If you're new to Medicare:
Learn about your Medicare coverage options. There are 3 main ways to get your Medicare coverage Original Medicare (Part A and Part B), Medicare Supplement (Medigap), and Medicare Advantage. If you already have Medicare: Remember, Medicare plans can change each year. We highly recommend a yearly review of your Medicare health and drug coverage and make changes if it no longer meets your needs, or if you could lower your out-of-pocket costs.
What time of year can I enroll?
The first enrollment period will be 10/13 through 3/31/14. After this first enrollment period is over, open enrollment will be January-March of every year. However, if someone has a "qualifying event" they can enroll any time of year as a "special enrollment" within 60 days of the event (such as loss of job, death of a spouse, birth of a child). Medi-Cal enrollees can apply any time of the year.

When can I make changes?
Mark your calendar with these important dates! This may be the only chance you have each year to change your coverage. October 1st: Start comparing your current coverage with other options. You may be able to save money or get extra benefits. October 15th to December 7th: Change your Medicare health or drug coverage for the upcoming year, if you decide to. This includes changing to Original Medicare, joining or changing a Medicare Advantage Plan, and changing to a new Prescription Drug Plan. January 1st: New coverage begins if you made a change.
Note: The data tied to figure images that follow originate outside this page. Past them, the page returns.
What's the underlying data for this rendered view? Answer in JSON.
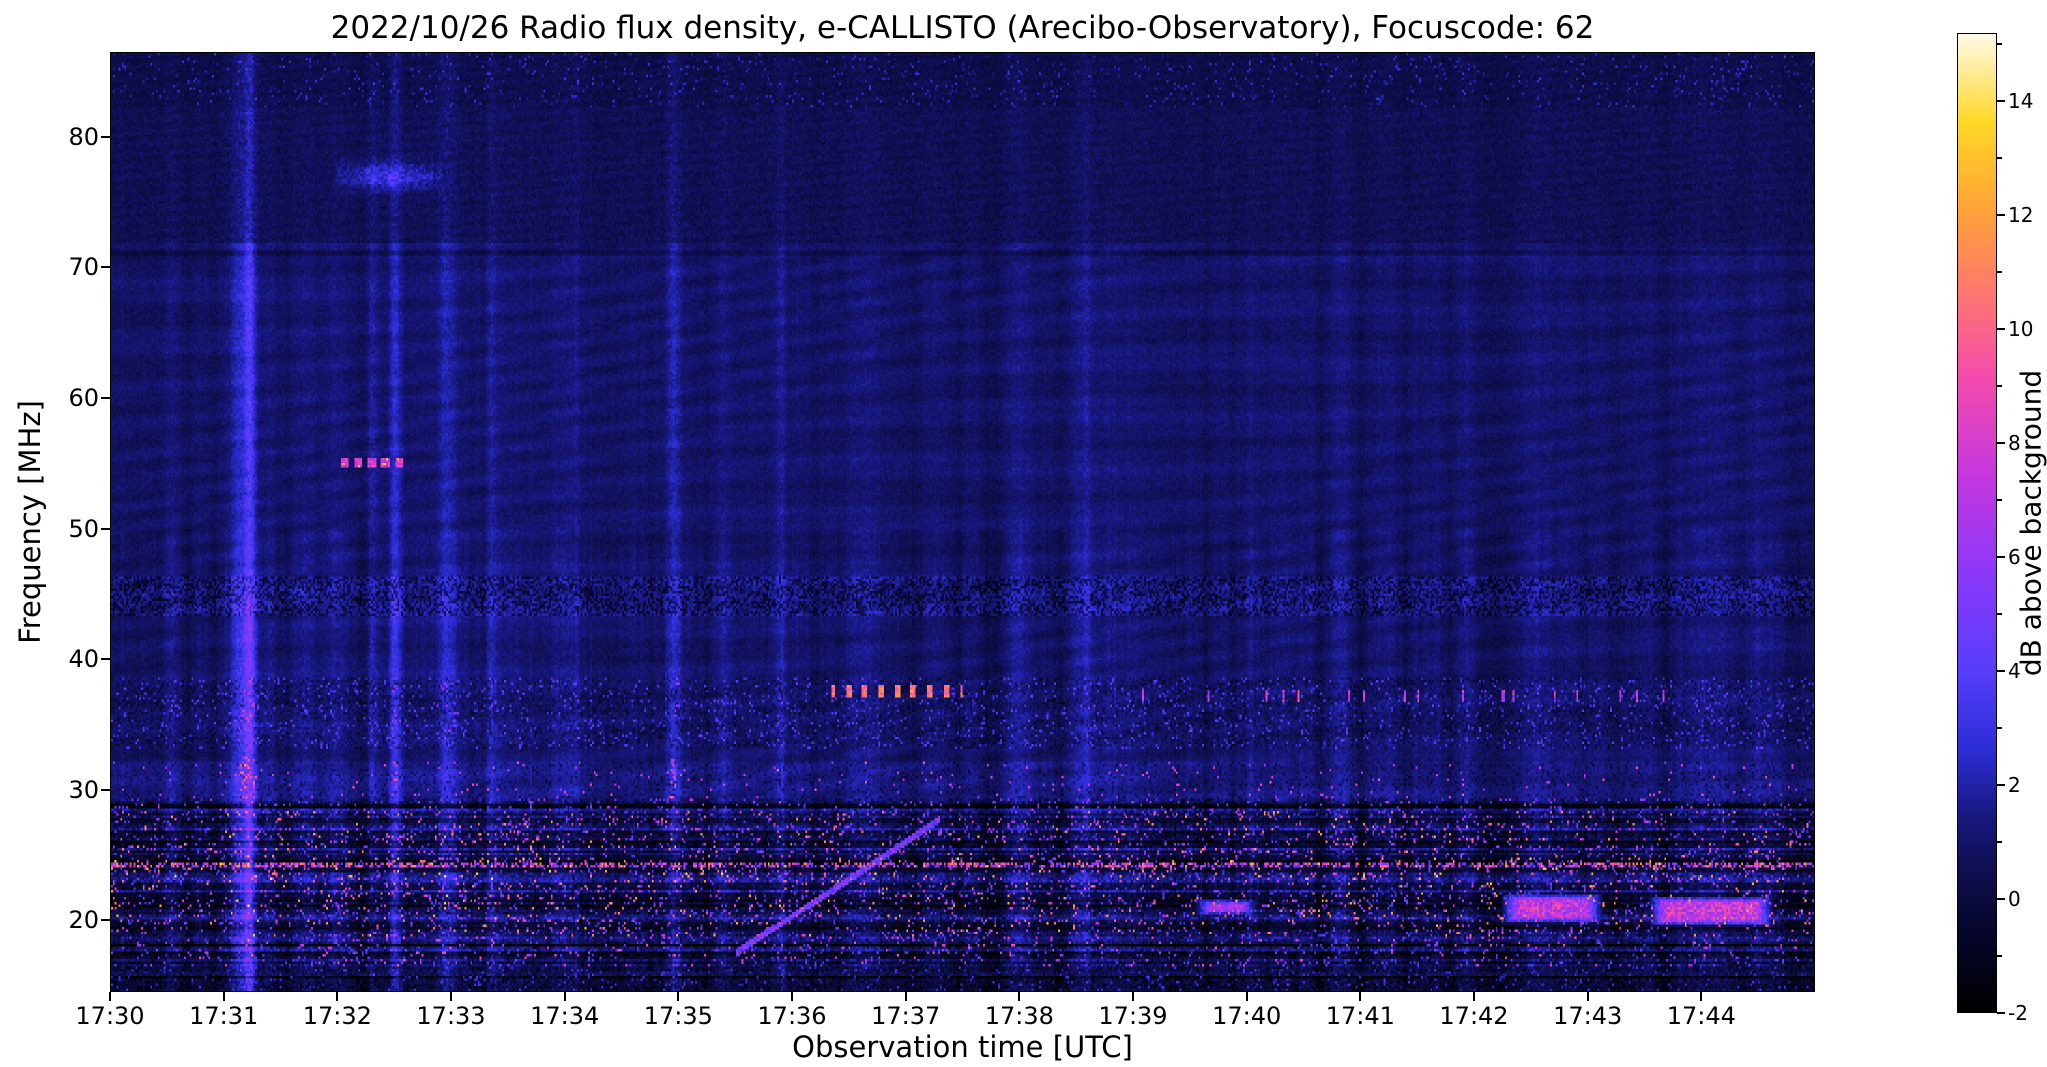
{
  "chart": {
    "title": "2022/10/26  Radio flux density, e-CALLISTO (Arecibo-Observatory), Focuscode: 62",
    "xlabel": "Observation time [UTC]",
    "ylabel": "Frequency [MHz]",
    "colorbar_label": "dB above background"
  },
  "chart_data": {
    "type": "heatmap",
    "title": "2022/10/26  Radio flux density, e-CALLISTO (Arecibo-Observatory), Focuscode: 62",
    "xlabel": "Observation time [UTC]",
    "ylabel": "Frequency [MHz]",
    "x_ticks": [
      "17:30",
      "17:31",
      "17:32",
      "17:33",
      "17:34",
      "17:35",
      "17:36",
      "17:37",
      "17:38",
      "17:39",
      "17:40",
      "17:41",
      "17:42",
      "17:43",
      "17:44"
    ],
    "x_range_minutes": [
      0,
      15
    ],
    "y_ticks": [
      20,
      30,
      40,
      50,
      60,
      70,
      80
    ],
    "y_range_mhz": [
      14.5,
      86.5
    ],
    "grid": false,
    "colorbar": {
      "label": "dB above background",
      "ticks": [
        -2,
        0,
        2,
        4,
        6,
        8,
        10,
        12,
        14
      ],
      "minor_ticks": [
        -1,
        1,
        3,
        5,
        7,
        9,
        11,
        13,
        15
      ],
      "range": [
        -2,
        15.2
      ],
      "position": "right"
    },
    "background_level_db": 0.9,
    "colormap_stops": [
      {
        "t": 0.0,
        "c": [
          0,
          0,
          0
        ]
      },
      {
        "t": 0.07,
        "c": [
          5,
          5,
          38
        ]
      },
      {
        "t": 0.14,
        "c": [
          14,
          14,
          76
        ]
      },
      {
        "t": 0.2,
        "c": [
          24,
          24,
          128
        ]
      },
      {
        "t": 0.27,
        "c": [
          45,
          45,
          215
        ]
      },
      {
        "t": 0.35,
        "c": [
          88,
          62,
          252
        ]
      },
      {
        "t": 0.45,
        "c": [
          140,
          56,
          248
        ]
      },
      {
        "t": 0.55,
        "c": [
          198,
          55,
          222
        ]
      },
      {
        "t": 0.65,
        "c": [
          244,
          76,
          172
        ]
      },
      {
        "t": 0.74,
        "c": [
          255,
          122,
          108
        ]
      },
      {
        "t": 0.82,
        "c": [
          255,
          162,
          56
        ]
      },
      {
        "t": 0.91,
        "c": [
          255,
          216,
          38
        ]
      },
      {
        "t": 1.0,
        "c": [
          255,
          250,
          232
        ]
      }
    ],
    "features": {
      "rfi_bands": [
        {
          "f0": 16.2,
          "f1": 18.6,
          "amp": 0.55
        },
        {
          "f0": 18.6,
          "f1": 22.9,
          "amp": 0.85
        },
        {
          "f0": 22.9,
          "f1": 24.7,
          "amp": 0.95
        },
        {
          "f0": 24.7,
          "f1": 28.3,
          "amp": 0.8
        },
        {
          "f0": 28.3,
          "f1": 29.3,
          "amp": 0.4
        }
      ],
      "vertical_streaks": [
        {
          "t": 1.12,
          "w": 0.05,
          "strength": 1.6
        },
        {
          "t": 1.22,
          "w": 0.035,
          "strength": 3.4
        },
        {
          "t": 2.3,
          "w": 0.04,
          "strength": 1.6
        },
        {
          "t": 2.5,
          "w": 0.035,
          "strength": 2.0
        },
        {
          "t": 2.95,
          "w": 0.05,
          "strength": 1.4
        },
        {
          "t": 3.35,
          "w": 0.03,
          "strength": 0.9
        },
        {
          "t": 4.1,
          "w": 0.04,
          "strength": 0.8
        },
        {
          "t": 4.95,
          "w": 0.045,
          "strength": 1.9
        },
        {
          "t": 5.9,
          "w": 0.03,
          "strength": 0.9
        },
        {
          "t": 8.6,
          "w": 0.03,
          "strength": 0.6
        }
      ],
      "bright_features": [
        {
          "mode": "dashes",
          "t0": 2.02,
          "t1": 2.62,
          "f0": 54.6,
          "f1": 55.4,
          "value": 8.5,
          "label": "55 MHz narrowband burst"
        },
        {
          "mode": "blob",
          "t0": 1.98,
          "t1": 2.92,
          "f0": 75.9,
          "f1": 78.3,
          "value": 2.4,
          "label": "77 MHz enhancement"
        },
        {
          "mode": "dots",
          "t0": 6.35,
          "t1": 7.5,
          "f0": 37.1,
          "f1": 37.9,
          "value": 11,
          "label": "37.5 MHz dotted bursts"
        },
        {
          "mode": "sparse",
          "t0": 9.0,
          "t1": 15.0,
          "f0": 36.7,
          "f1": 37.6,
          "value": 8.5,
          "label": "37 MHz intermittent spikes"
        },
        {
          "mode": "diagonal",
          "t0": 5.5,
          "t1": 7.3,
          "f0": 17.3,
          "f1": 27.6,
          "value": 5.5,
          "label": "drifting RFI carrier"
        },
        {
          "mode": "patch",
          "t0": 12.25,
          "t1": 13.15,
          "f0": 19.6,
          "f1": 21.9,
          "value": 9.5,
          "label": "20 MHz RFI patch"
        },
        {
          "mode": "patch",
          "t0": 13.55,
          "t1": 14.65,
          "f0": 19.4,
          "f1": 21.7,
          "value": 9.8,
          "label": "20 MHz RFI patch"
        },
        {
          "mode": "patch",
          "t0": 9.55,
          "t1": 10.1,
          "f0": 20.2,
          "f1": 21.5,
          "value": 8.5,
          "label": "21 MHz RFI patch"
        }
      ]
    }
  }
}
If you kept your existing coverage and your plan's costs or benefits changed, those changes also start on this date. January 1st to March 31st: If you're in a Medicare Advantage Plan, you can change to a different Medicare Advantage Plan or switch to Original Medicare (and join a separate Medicare prescription drug plan (PDP) once during this time. Your Birthday Month: If you're in a Medicare Supplement plan, each carrier has different guidelines, call us before your birthday month. The main reason why you would consider one insurance carrier over another is premium savings †call us for details.

Some ways to get help with Prescription Drug Costs

You may find it necessary to get help paying for prescriptions even after enrolling in Medicare drug coverage (Part D). For example, you may reach the annual spending limit and enter what is called the coverage gap. Here are some tips to consider if you think you might need to get help with the costs of prescription drug coverage.

  • Consider switching to generics or other lower-cost drugs.

There may be generic or less-expensive brand-name drugs that would work just as well as the ones you're taking now. Talk to your doctor to find out if these are an option for you. You might also be able to lower prescription costs by using mail-order pharmacies.

  • Choose a Medicare drug plan that offers additional coverage during the gap.

There are plans that offer additional coverage during the Medicare drug coverage gap, like for generic drugs. However, plans with additional gap coverage to help pay for prescriptions may charge a higher monthly premium.
Check with the drug plan first to see if your drugs would be covered during the gap. Contact us to find health and drug plans.

  • Apply for Extra Help

Medicare and Social Security have a program called Extra Help a way for people with limited income and resources to get help with prescription costs. If you qualify for Extra Help, the amount you would pay:

  • $0 - $3.70 for each generic covered drug
  • $0 - $9.20 for each brand-name covered drug
  • Explore County, State, and national and community-based charitable programs that help pay for medications and Part B Premiums. Contact us.


What if I have a pre-existing condition?
Applicants to the health exchange plans will receive health coverage through the exchange regardless of any pre-existing health conditions.

How do I receive my subsidy?
Subsidies will be sent directly to the carriers. You will pay the remaining premium amount due to the carrier.

Medicare Advantage Plans
Some carriers have a Rebate for the Part B premium.